As debt accumulation outpaced economic growth, debt-to-GDP — which reflected capability to repay obligations — jumped to a 16-year high of 63.1 percent as of end-September, above the 60-percent threshold deemed by credit rating agencies as manageable among emerging markets like the Philippines.
A global report of ING dated Dec. 2 said that while debt watchers “stood on the sidelines” in 2020 and then began flagging risks in 2021, “in 2022, we believe the warnings will result in actual downgrades.”
“The Philippines is top of the risk list, but we also have some concerns about Indonesia and India, which are on the cusp of dropping to high-yield status,” ING said.

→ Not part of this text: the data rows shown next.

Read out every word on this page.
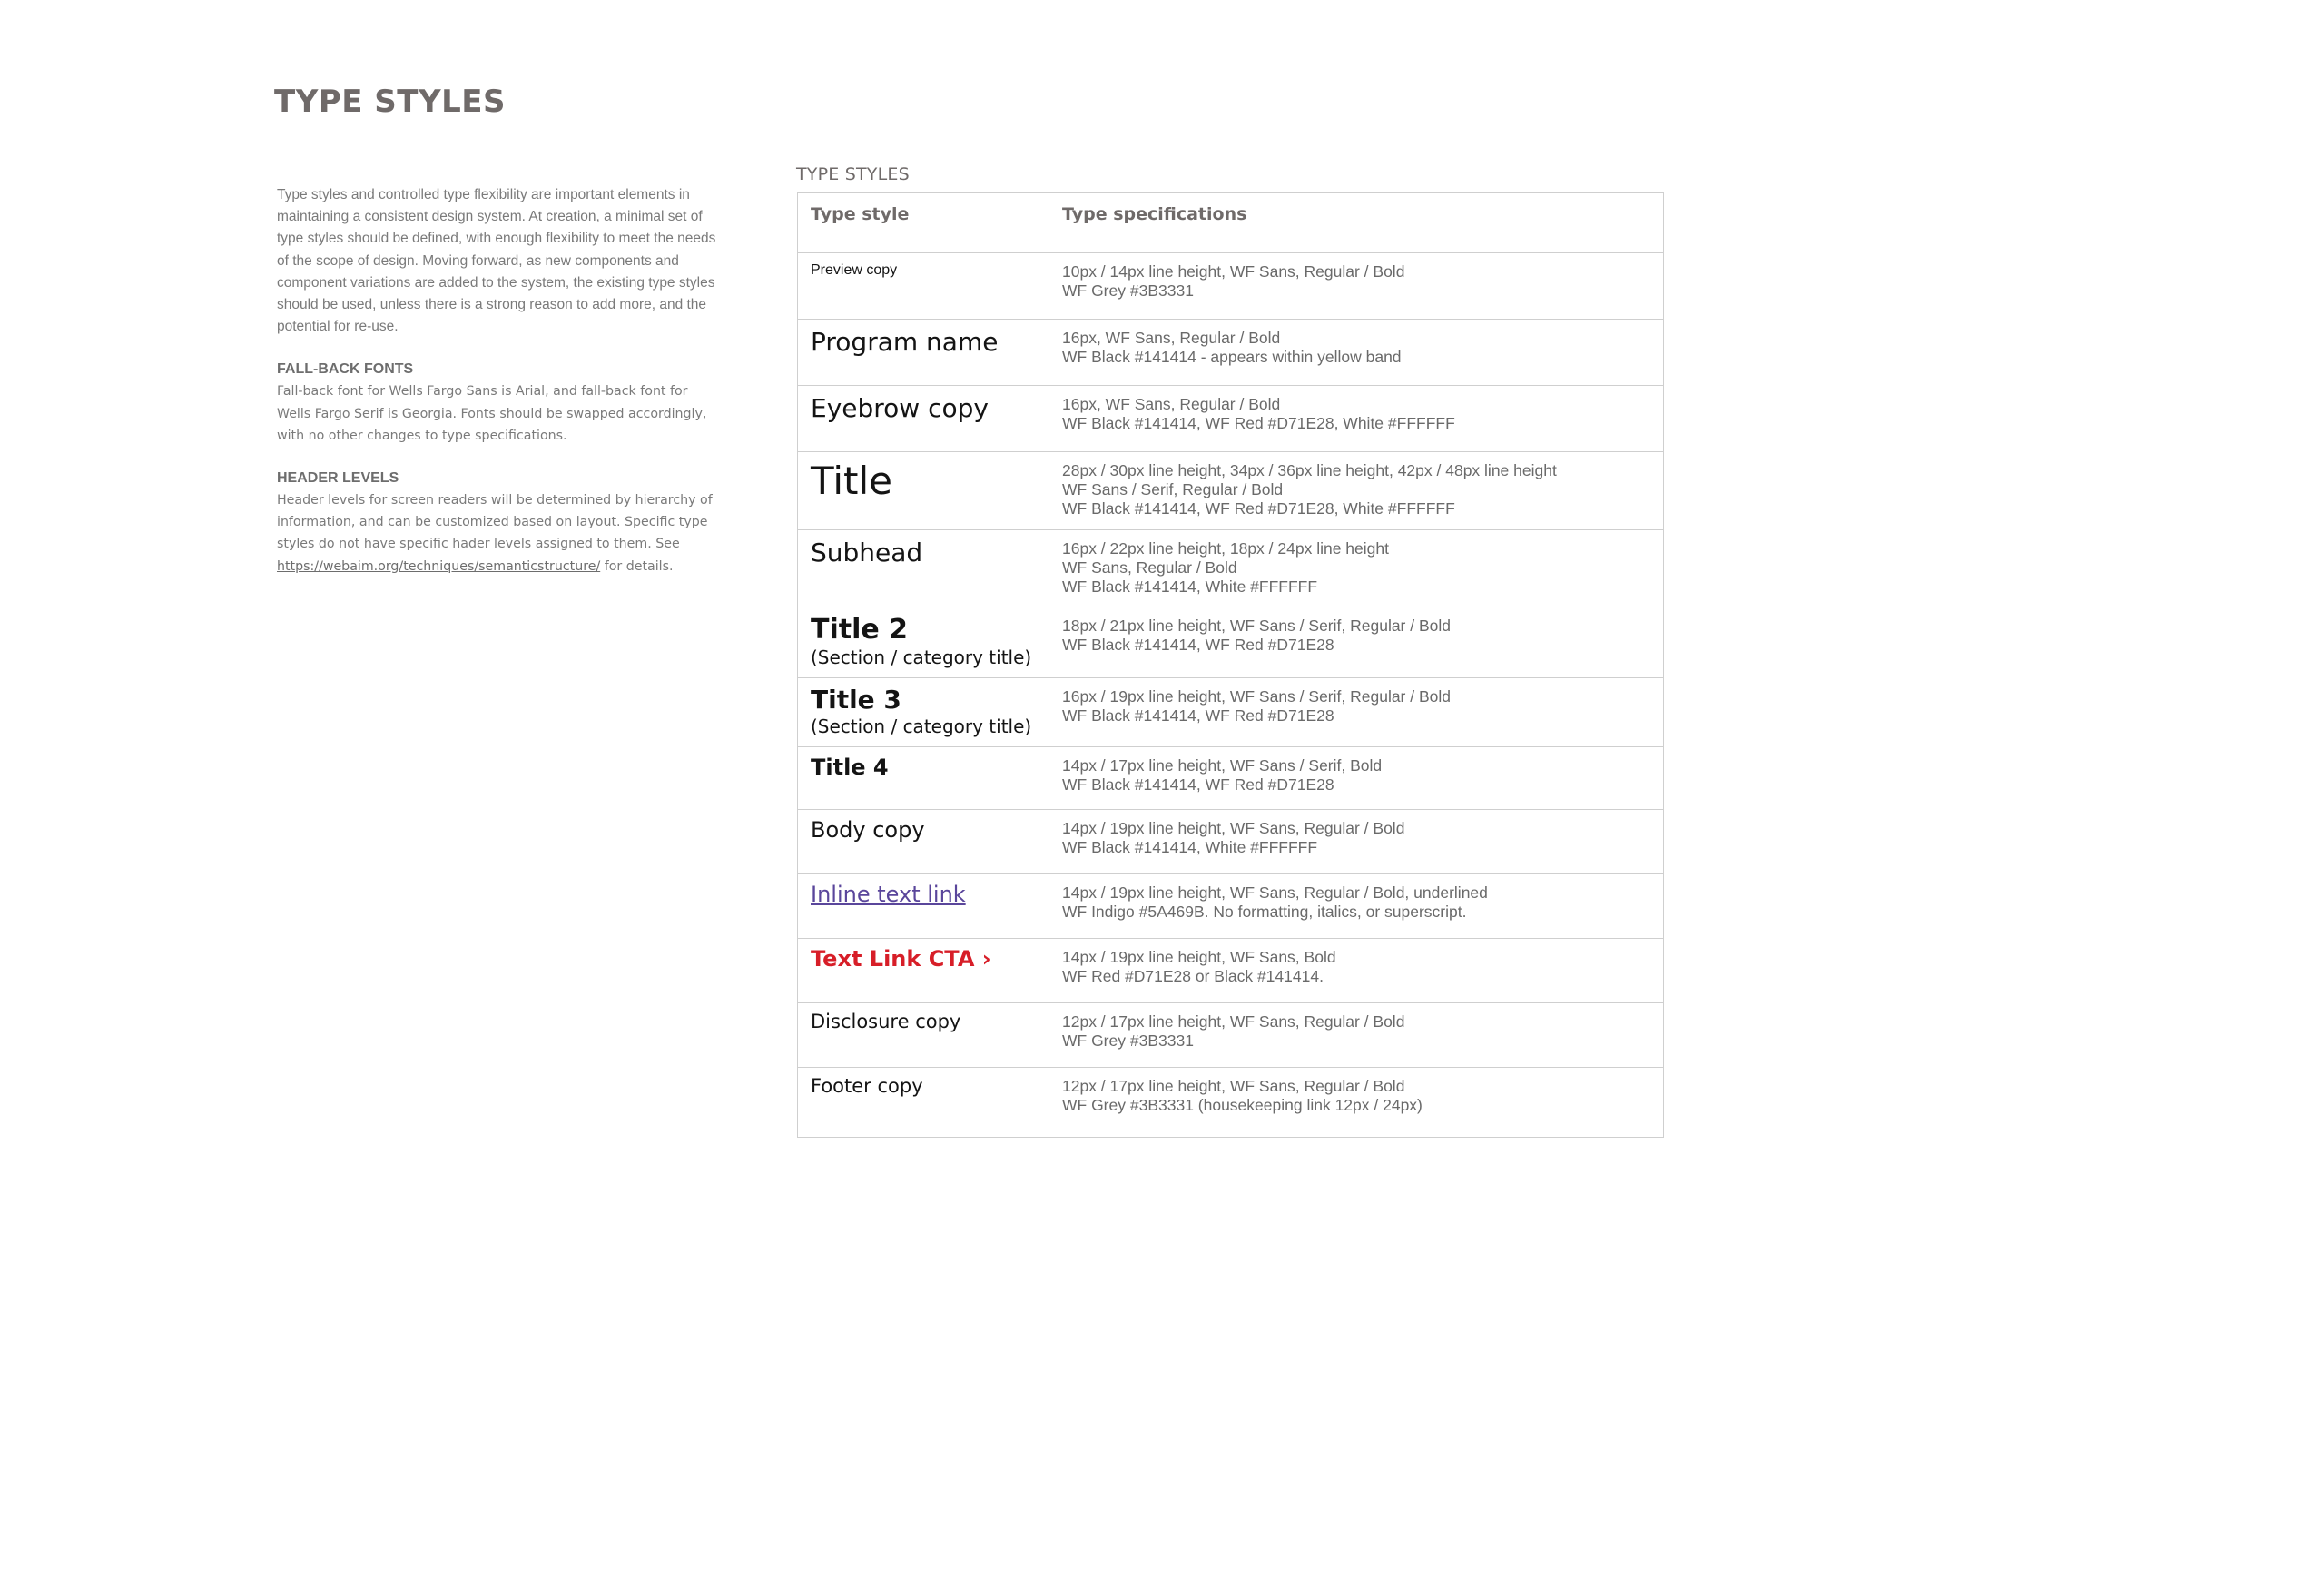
TYPE STYLES

Type styles and controlled type flexibility are important elements in maintaining a consistent design system. At creation, a minimal set of type styles should be defined, with enough flexibility to meet the needs of the scope of design. Moving forward, as new components and component variations are added to the system, the existing type styles should be used, unless there is a strong reason to add more, and the potential for re-use.

FALL-BACK FONTS
Fall-back font for Wells Fargo Sans is Arial, and fall-back font for Wells Fargo Serif is Georgia. Fonts should be swapped accordingly, with no other changes to type specifications.
HEADER LEVELS
Header levels for screen readers will be determined by hierarchy of information, and can be customized based on layout. Specific type styles do not have specific hader levels assigned to them. See https://webaim.org/techniques/semanticstructure/ for details.
TYPE STYLES
Type style	Type specifications
Preview copy	10px / 14px line height, WF Sans, Regular / Bold
WF Grey #3B3331

Program name	16px, WF Sans, Regular / Bold
WF Black #141414 - appears within yellow band

Eyebrow copy	16px, WF Sans, Regular / Bold
WF Black #141414, WF Red #D71E28, White #FFFFFF

Title	28px / 30px line height, 34px / 36px line height, 42px / 48px line height
WF Sans / Serif, Regular / Bold
WF Black #141414, WF Red #D71E28, White #FFFFFF

Subhead	16px / 22px line height, 18px / 24px line height
WF Sans, Regular / Bold
WF Black #141414, White #FFFFFF

Title 2
(Section / category title)	18px / 21px line height, WF Sans / Serif, Regular / Bold
WF Black #141414, WF Red #D71E28

Title 3
(Section / category title)	16px / 19px line height, WF Sans / Serif, Regular / Bold
WF Black #141414, WF Red #D71E28

Title 4	14px / 17px line height, WF Sans / Serif, Bold
WF Black #141414, WF Red #D71E28

Body copy	14px / 19px line height, WF Sans, Regular / Bold
WF Black #141414, White #FFFFFF

Inline text link	14px / 19px line height, WF Sans, Regular / Bold, underlined
WF Indigo #5A469B. No formatting, italics, or superscript.

Text Link CTA ›	14px / 19px line height, WF Sans, Bold
WF Red #D71E28 or Black #141414.

Disclosure copy	12px / 17px line height, WF Sans, Regular / Bold
WF Grey #3B3331

Footer copy	12px / 17px line height, WF Sans, Regular / Bold
WF Grey #3B3331 (housekeeping link 12px / 24px)
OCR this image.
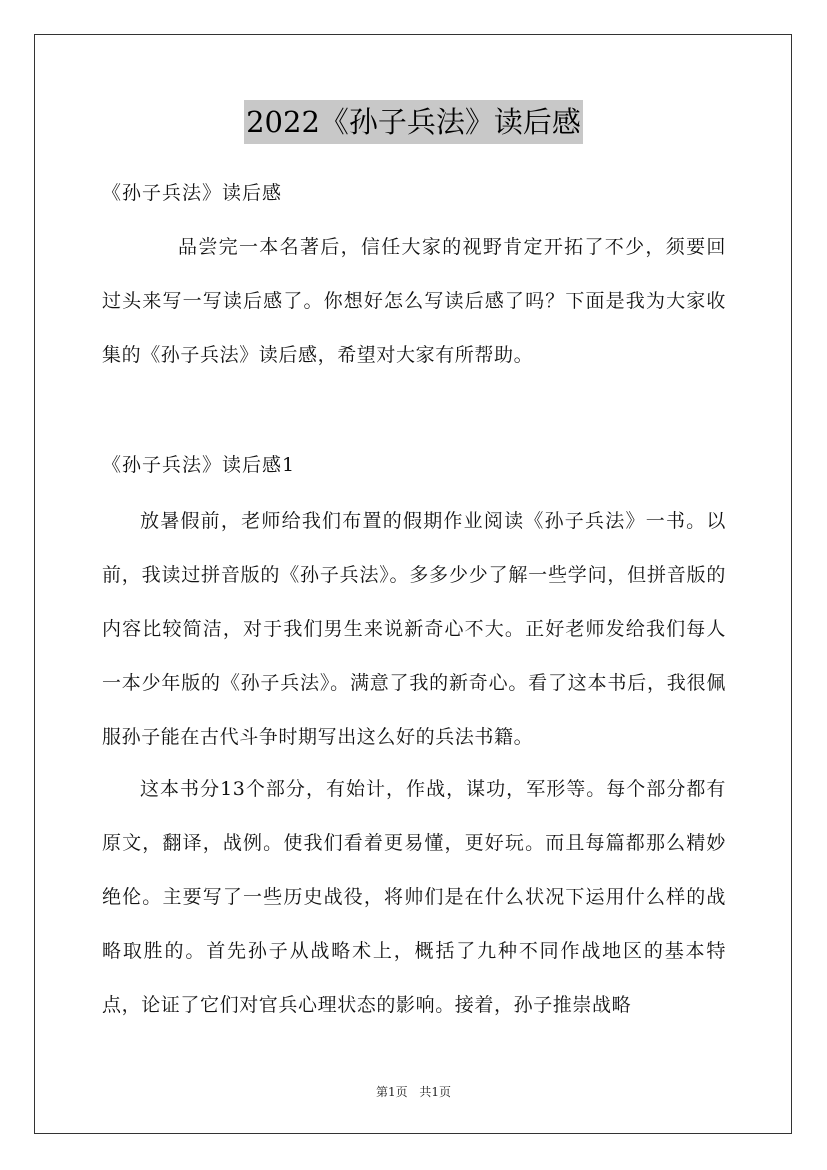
2022《孙子兵法》读后感

《孙子兵法》读后感

品尝完一本名著后，信任大家的视野肯定开拓了不少，须要回过头来写一写读后感了。你想好怎么写读后感了吗？下面是我为大家收集的《孙子兵法》读后感，希望对大家有所帮助。

《孙子兵法》读后感1

放暑假前，老师给我们布置的假期作业阅读《孙子兵法》一书。以前，我读过拼音版的《孙子兵法》。多多少少了解一些学问，但拼音版的内容比较简洁，对于我们男生来说新奇心不大。正好老师发给我们每人一本少年版的《孙子兵法》。满意了我的新奇心。看了这本书后，我很佩服孙子能在古代斗争时期写出这么好的兵法书籍。

这本书分13个部分，有始计，作战，谋功，军形等。每个部分都有原文，翻译，战例。使我们看着更易懂，更好玩。而且每篇都那么精妙绝伦。主要写了一些历史战役，将帅们是在什么状况下运用什么样的战略取胜的。首先孙子从战略术上，概括了九种不同作战地区的基本特点，论证了它们对官兵心理状态的影响。接着，孙子推崇战略

第1页 共1页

A credit rating downgrade would make borrowings more expensive for the Philippines. Amid the pandemic, the Philippines was able to borrow more at concessional rates to finance COVID-19 response due to the investment-grade credit ratings it currently enjoys.
Also, Mapa said that “capital formation will be constrained in the near term ahead of the elections (awaiting outcome) and as both households and firms await to see if the recent bounce in growth is sustainable.”
“The jury is still out on whether the Philippines can post sterling growth numbers sans favorable base effects,” said Mapa, as he projected 4.7-percent GDP expansion next year, among the least optimistic among forecasts collected by the Inquirer.
Chanco agreed that consumers would be on wait-and-see in 2022 as “the rebuilding of the massive savings lost since the start of the pandemic will weigh on spending decisions for most of next year.” Chanco’s growth forecast for 2022, at 4.5 percent, was the lowest in the Inquirer’s poll.